Income in the agriculture sector
According to the Commission factsheet released in March 2017, the distribution of the value added in the food chain is approximately 25% for the farmer, 25% for food processing and 50% for food retail and food services.
The EU needs a fair, transparent, well-functioning and equitable food supply chain – one that is good for farmers and all stakeholders including processors, retailers and, above all, the 500 million consumers in the EU.
At national level, consideration should be given to a reverse market negotiation approach, establishing value chains that aim to give farmers a monthly income of twice the minimum wage.
Price volatility and emergence of new markets
Unfair trading practices in the food chain should be addressed so that farmers have a better chance of getting the share of the market they deserve. For that reason, it is important to implement a regulatory framework in the EU that protects suppliers.
The family farm system so valued by European consumers needs good policies and fair and reasonable regulation. It also requires strong and effective legislation that will help mitigate against the serious threat of extreme price volatility and the ever-increasing imbalance of power in the supply chain. The markets task force is a step in this direction but needs to be further strengthened.
An ambitious export strategy and balanced trade agreements must also be ensured in order to preserve fair competition. This is important in order to compensate EU farmers – who already adhere to the highest production standards in the world – when they are exposed to much lower prices on imported agricultural commodities produced according to different standards of production.
It is therefore urgent to ensure a stable and simple agricultural policy with long-term measures and a sustainable CAP budget that maintains both the first and second pillars as well as direct payments, thereby ensuring a decent life for farmers and their families.
When it comes to feeding the world, 90% of the food we consume comes from the soil and only 10% from the sea. As such, humanity is totally dependent on agriculture to live. Often, however, this contribution does not receive the reward it deserves.
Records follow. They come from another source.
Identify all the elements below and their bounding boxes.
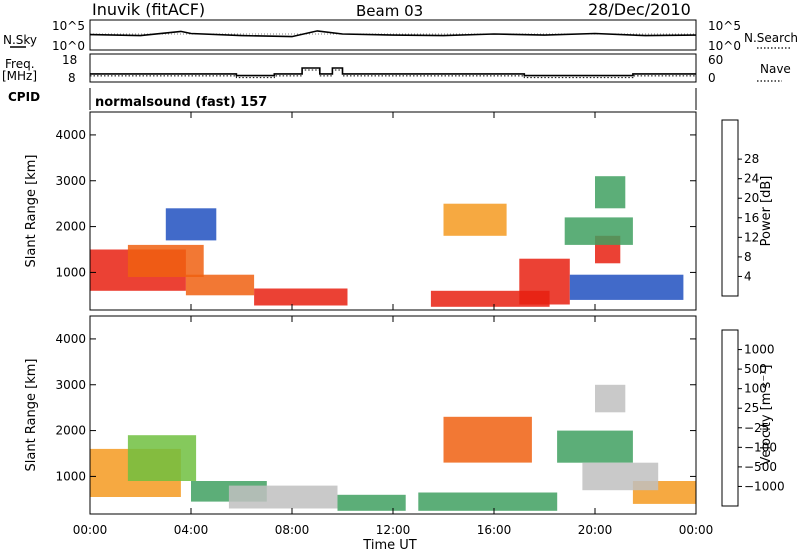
ytick-label: 3000: [55, 174, 86, 188]
scatter-region-7: [557, 430, 633, 463]
scatter-region-8: [595, 384, 626, 413]
noise-ytick-right-low: 10^0: [708, 39, 741, 53]
colorbar-frame: [721, 119, 739, 297]
colorbar-tick-label: 16: [744, 211, 759, 225]
ytick-label: 1000: [55, 265, 86, 279]
colorbar-tick-label: 12: [744, 230, 759, 244]
mhz-label: [MHz]: [2, 69, 37, 83]
freq-ytick-high: 18: [62, 53, 77, 67]
xtick-label: 00:00: [73, 523, 108, 537]
colorbar-tick-label: 28: [744, 152, 759, 166]
colorbar-tick-label: 100: [744, 382, 767, 396]
cpid-text: normalsound (fast) 157: [95, 95, 267, 110]
nave-ytick-high: 60: [708, 53, 723, 67]
scatter-region-9: [595, 176, 626, 209]
scatter-region-2: [185, 274, 255, 296]
noise-panel: 10^5 10^0 10^5 10^0: [52, 19, 741, 53]
station-title: Inuvik (fitACF): [92, 0, 205, 19]
colorbar-tick-label: −25: [744, 421, 769, 435]
scatter-region-8: [564, 217, 633, 245]
ytick-label: 3000: [55, 378, 86, 392]
velocity-ylabel: Slant Range [km]: [24, 359, 39, 472]
xtick-label: 04:00: [174, 523, 209, 537]
colorbar-frame: [721, 329, 739, 507]
colorbar-tick-label: 1000: [744, 343, 775, 357]
scatter-region-4: [337, 494, 406, 511]
scatter-region-3: [228, 485, 338, 509]
colorbar-tick-label: 20: [744, 191, 759, 205]
noise-ytick-low: 10^0: [52, 39, 85, 53]
cpid-label: CPID: [8, 90, 40, 104]
xtick-label: 16:00: [477, 523, 512, 537]
ytick-label: 4000: [55, 332, 86, 346]
scatter-region-3: [254, 288, 348, 306]
scatter-region-10: [582, 462, 659, 491]
xlabel: Time UT: [362, 538, 416, 553]
power-colorbar-label: Power [dB]: [759, 176, 774, 247]
power-axes: 1000 2000 3000 4000: [55, 128, 696, 279]
scatter-region-1: [127, 435, 197, 481]
freq-panel-frame: [89, 53, 697, 83]
nave-ytick-low: 0: [708, 71, 716, 85]
nave-step-line: [90, 69, 696, 79]
nave-label: Nave: [760, 62, 791, 76]
colorbar-tick-label: 24: [744, 172, 759, 186]
noise-ytick-right-high: 10^5: [708, 19, 741, 33]
n-search-label: N.Search: [744, 31, 798, 45]
power-scatter: [90, 176, 684, 307]
ytick-label: 2000: [55, 220, 86, 234]
ytick-label: 2000: [55, 424, 86, 438]
freq-step-line: [90, 67, 696, 77]
velocity-axes: 1000 2000 3000 4000: [55, 332, 696, 483]
freq-panel: 18 8 60 0: [62, 53, 723, 85]
xtick-label: 00:00: [679, 523, 714, 537]
time-axis: 00:00 04:00 08:00 12:00 16:00 20:00 00:00: [73, 112, 714, 537]
colorbar-tick-label: 500: [744, 362, 767, 376]
beam-title: Beam 03: [356, 2, 423, 20]
colorbar-tick-label: −1000: [744, 479, 785, 493]
xtick-label: 20:00: [578, 523, 613, 537]
velocity-scatter: [90, 384, 696, 511]
date-title: 28/Dec/2010: [588, 0, 691, 19]
colorbar-tick-label: 4: [744, 269, 752, 283]
ytick-label: 1000: [55, 469, 86, 483]
scatter-region-6: [569, 274, 684, 300]
xtick-label: 08:00: [275, 523, 310, 537]
scatter-region-5: [418, 492, 558, 511]
velocity-panel: 1000 2000 3000 4000 Slant Range [km]: [24, 315, 697, 515]
colorbar-tick-label: −500: [744, 460, 777, 474]
power-colorbar: Power [dB] 4 8 12 16 20 24 28: [721, 119, 774, 297]
n-sky-label: N.Sky: [3, 33, 37, 47]
scatter-region-11: [165, 208, 217, 241]
colorbar-tick-label: 8: [744, 250, 752, 264]
freq-ytick-low: 8: [68, 71, 76, 85]
power-ylabel: Slant Range [km]: [24, 155, 39, 268]
colorbar-tick-label: 25: [744, 401, 759, 415]
noise-sky-line: [89, 30, 697, 38]
scatter-region-1: [127, 244, 204, 277]
xtick-label: 12:00: [376, 523, 411, 537]
scatter-region-5: [519, 258, 570, 305]
velocity-colorbar: Velocity [m s⁻¹] 1000 500 100 25 −25 −100 −500…: [721, 329, 785, 507]
ytick-label: 4000: [55, 128, 86, 142]
velocity-colorbar-label: Velocity [m s⁻¹]: [759, 365, 774, 466]
colorbar-tick-label: −100: [744, 440, 777, 454]
scatter-region-10: [443, 203, 507, 236]
power-panel: 1000 2000 3000 4000 Slant Range [km]: [24, 111, 697, 311]
scatter-region-6: [443, 416, 532, 463]
freq-label: Freq.: [5, 57, 35, 71]
noise-ytick-high: 10^5: [52, 19, 85, 33]
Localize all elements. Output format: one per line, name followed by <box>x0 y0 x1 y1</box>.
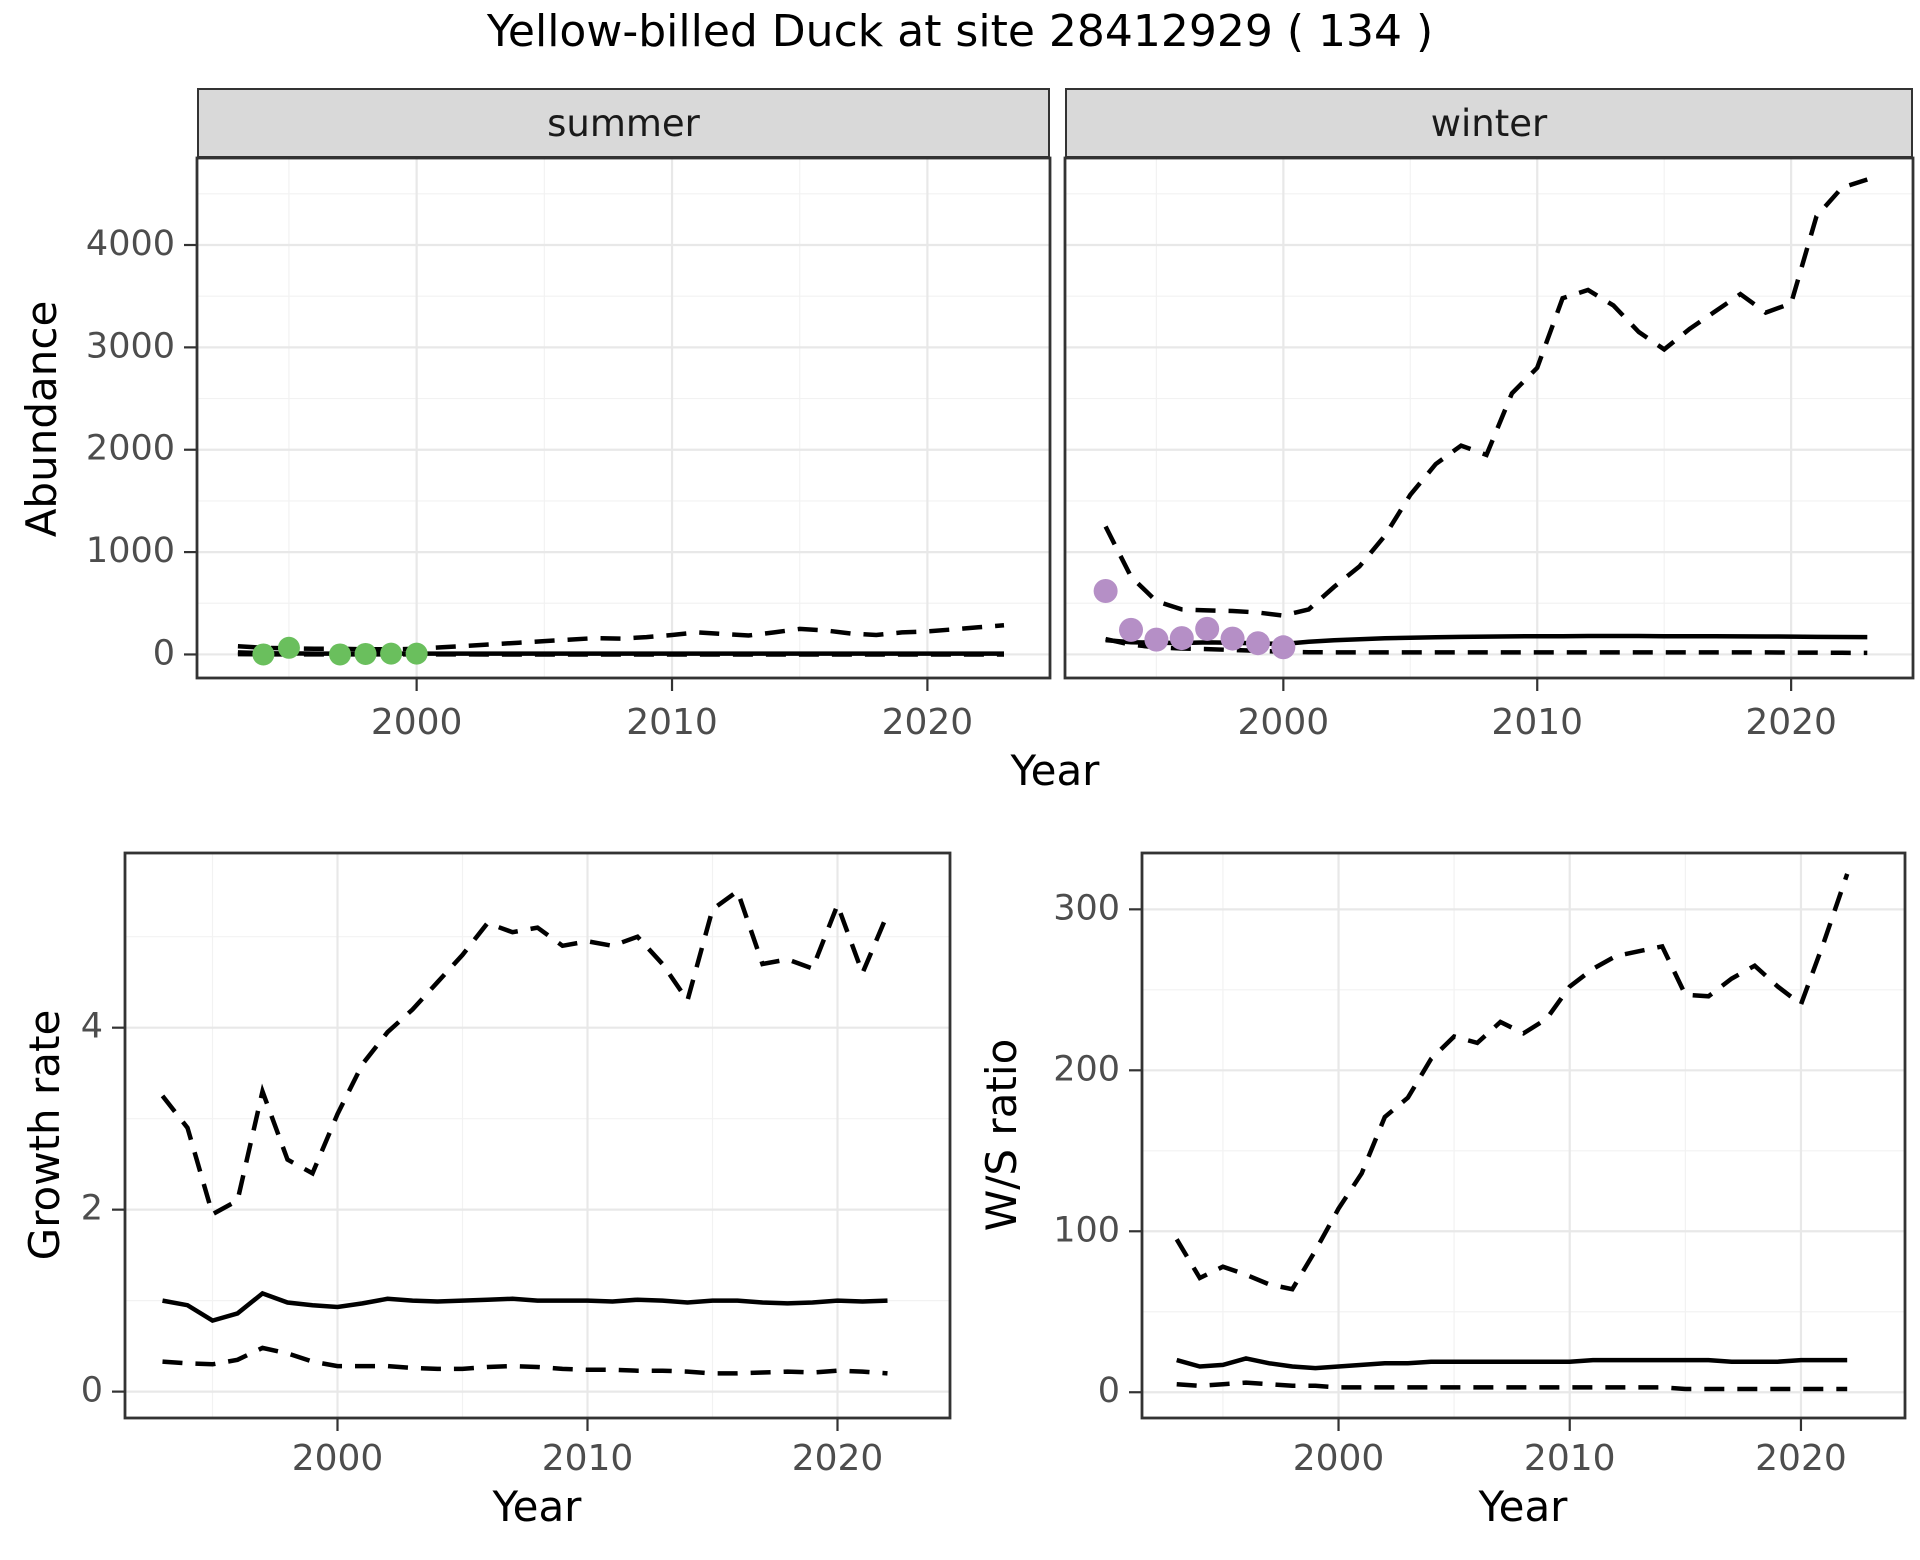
x-tick-label: 2010 <box>1491 702 1583 743</box>
series-lower_ci <box>1105 636 1868 656</box>
observed-point <box>252 643 275 666</box>
y-tick-label: 0 <box>81 1371 103 1411</box>
series-upper_ci <box>1103 177 1868 618</box>
x-tick-label: 2020 <box>792 1438 884 1479</box>
panel-ws-ratio: 2000 2010 2020 0 100 200 300 <box>1053 851 1907 1479</box>
panel-background <box>1142 853 1905 1418</box>
x-axis-title-year-top: Year <box>1010 746 1100 795</box>
facet-strip-summer: summer <box>197 88 1050 158</box>
x-tick-label: 2010 <box>626 702 718 743</box>
panel-abundance-summer: 2000 2010 2020 0 1000 2000 3000 4000 <box>86 156 1052 743</box>
observed-point <box>380 642 403 665</box>
y-tick-label: 4 <box>81 1007 103 1047</box>
observed-point <box>1220 626 1245 651</box>
x-tick-label: 2000 <box>371 702 463 743</box>
panel-border <box>1063 156 1915 680</box>
panel-abundance-winter: 2000 2010 2020 <box>1063 156 1915 743</box>
panel-border <box>1140 851 1907 1420</box>
x-tick-label: 2020 <box>1745 702 1837 743</box>
y-tick-label: 2000 <box>86 429 175 469</box>
y-tick-label: 1000 <box>86 531 175 571</box>
observed-point <box>1169 626 1194 651</box>
x-tick-label: 2000 <box>1238 702 1330 743</box>
series-lower_ci <box>1176 1380 1848 1392</box>
observed-points <box>252 636 428 666</box>
x-tick-label: 2020 <box>882 702 974 743</box>
y-tick-label: 100 <box>1053 1210 1120 1250</box>
observed-points <box>1093 578 1296 660</box>
panel-background <box>125 853 950 1418</box>
y-tick-label: 200 <box>1053 1049 1120 1089</box>
x-axis-title-year-growth: Year <box>492 1482 582 1531</box>
observed-point <box>1144 627 1169 652</box>
y-axis-title-ws-ratio: W/S ratio <box>977 1038 1026 1232</box>
observed-point <box>1245 631 1270 656</box>
panel-background <box>1065 158 1913 678</box>
x-tick-label: 2010 <box>1524 1438 1616 1479</box>
observed-point <box>405 642 428 665</box>
panel-border <box>195 156 1052 680</box>
x-tick-label: 2010 <box>542 1438 634 1479</box>
series-median <box>162 1290 888 1324</box>
y-tick-label: 300 <box>1053 888 1120 928</box>
series-upper_ci <box>160 887 890 1218</box>
facet-strip-winter-label: winter <box>1430 101 1548 145</box>
y-tick-label: 3000 <box>86 326 175 366</box>
series-layer <box>1174 873 1850 1392</box>
y-axis-title-abundance: Abundance <box>17 300 66 538</box>
chart-title: Yellow-billed Duck at site 28412929 ( 13… <box>486 6 1434 57</box>
observed-point <box>277 636 300 659</box>
series-upper_ci <box>1174 873 1850 1292</box>
observed-point <box>1093 578 1118 603</box>
observed-point <box>1119 617 1144 642</box>
panel-border <box>123 851 952 1420</box>
y-tick-label: 2 <box>81 1189 103 1229</box>
y-axis-title-growth-rate: Growth rate <box>20 1009 69 1261</box>
y-tick-label: 4000 <box>86 224 175 264</box>
x-tick-label: 2000 <box>1293 1438 1385 1479</box>
x-axis-title-year-ws: Year <box>1478 1482 1568 1531</box>
panel-background <box>197 158 1050 678</box>
x-tick-label: 2020 <box>1755 1438 1847 1479</box>
y-tick-label: 0 <box>1098 1371 1120 1411</box>
series-upper_ci <box>237 623 1005 652</box>
observed-point <box>354 642 377 665</box>
series-layer <box>160 887 890 1376</box>
series-lower_ci <box>162 1345 888 1376</box>
observed-point <box>1271 635 1296 660</box>
series-median <box>1176 1356 1848 1371</box>
facet-strip-summer-label: summer <box>547 101 700 145</box>
x-tick-label: 2000 <box>292 1438 384 1479</box>
panel-growth-rate: 2000 2010 2020 0 2 4 <box>81 851 952 1479</box>
y-tick-label: 0 <box>153 633 175 673</box>
facet-strip-winter: winter <box>1065 88 1913 158</box>
observed-point <box>1195 616 1220 641</box>
observed-point <box>329 643 352 666</box>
In Europe alone, the agricultural sector:
employs around 40 million people, of which one quarter are directly employed by and work in farms and agri-cooperatives, for example growing crops and raising livestock. The sector still remains predominantly a family activity;
accounted for 1.2% of the EU's GDP in 2017;
generated gross added value of EUR 188.5 billion, actively contributing to the EU's trade surplus with EUR 137 billion of agricultural exports over the same time period.
Average income in the agricultural sector is only half that of the economy as a whole. Despite this low profitability, the EU agricultural sector plays a crucial role as the driver of rural economies, producing quality food that adheres to the highest standards in the world.